2. Off-The-Shelf Reuse - Here, we leverage JVM's, .Net API's, J2EE libraries, open source offerings, etc. that are pre-built and providing immediate value.
The third (and elusive) category would be the homegrown libraries - often domain specific. Let's be clear - the more general the problem, the easier to reuse; conversely, the more specific the problem, the harder to reuse. The easy stuff is packaged in your favorite off-the-shelf library - leaving the more difficult stuff for the I.T. department.
Reuse is difficult - and reuse via language specific code snippets is often easy but fails to scale and provide real value. Reuse via off-the-shelf packages is great - but in many organizations - this one has already been tapped. This brings us to Reuse Through Reference.
Services are a great mechanism for providing reuse through reference - however, many people seem to forget one simple item: REACH.

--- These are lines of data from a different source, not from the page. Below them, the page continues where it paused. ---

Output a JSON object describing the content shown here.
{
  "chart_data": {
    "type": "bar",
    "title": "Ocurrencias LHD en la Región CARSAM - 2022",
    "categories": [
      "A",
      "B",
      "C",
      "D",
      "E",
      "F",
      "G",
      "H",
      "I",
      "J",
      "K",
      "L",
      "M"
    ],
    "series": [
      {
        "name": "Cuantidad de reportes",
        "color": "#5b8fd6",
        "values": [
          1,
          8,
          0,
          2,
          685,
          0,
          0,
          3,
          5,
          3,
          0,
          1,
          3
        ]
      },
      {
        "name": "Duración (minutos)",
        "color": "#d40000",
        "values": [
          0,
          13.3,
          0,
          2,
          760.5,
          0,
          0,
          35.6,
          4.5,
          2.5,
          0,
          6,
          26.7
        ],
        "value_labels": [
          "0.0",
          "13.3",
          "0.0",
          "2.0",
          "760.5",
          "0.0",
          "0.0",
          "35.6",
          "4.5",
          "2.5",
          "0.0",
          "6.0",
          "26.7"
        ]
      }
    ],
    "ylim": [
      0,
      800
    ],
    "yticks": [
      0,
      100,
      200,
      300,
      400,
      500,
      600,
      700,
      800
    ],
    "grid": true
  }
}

Reach describes the 'reusability potential'. Imagine having 10 systems 9 of which were in COBOL mainframe apps and the 10th was a .Net application. Let's state that the COBOL applications don't have the ability to access the native services provided by the .Net application, but do have the ability to talk Web services. Interesting - I just stated that it can speak "Web services" - does that mean WS-I basic profile? Which other WS specs does that include?
In an attempt to increase reuse through reference, we (the enterprise architects) are finding the need to increase reach. This means that we must identify protocol ubiquity levels within our organizations and quickly create critical mass.
Generally speaking there are two methods for increasing the reach:
1. Modify the connector capabilities at the endpoints (COBOL apps, etc.) via service enablement (WS-PaintJob)
2. Provide protocol mediation/translation in the network.
WS-PaintJobs are an easy way to black box systems and increase reach. However, the total number of protocol permutations between any given client and any given service grows exponentially with the size of the service network. This leads to the realization that a protocol mediation strategy is not only useful but mandatory.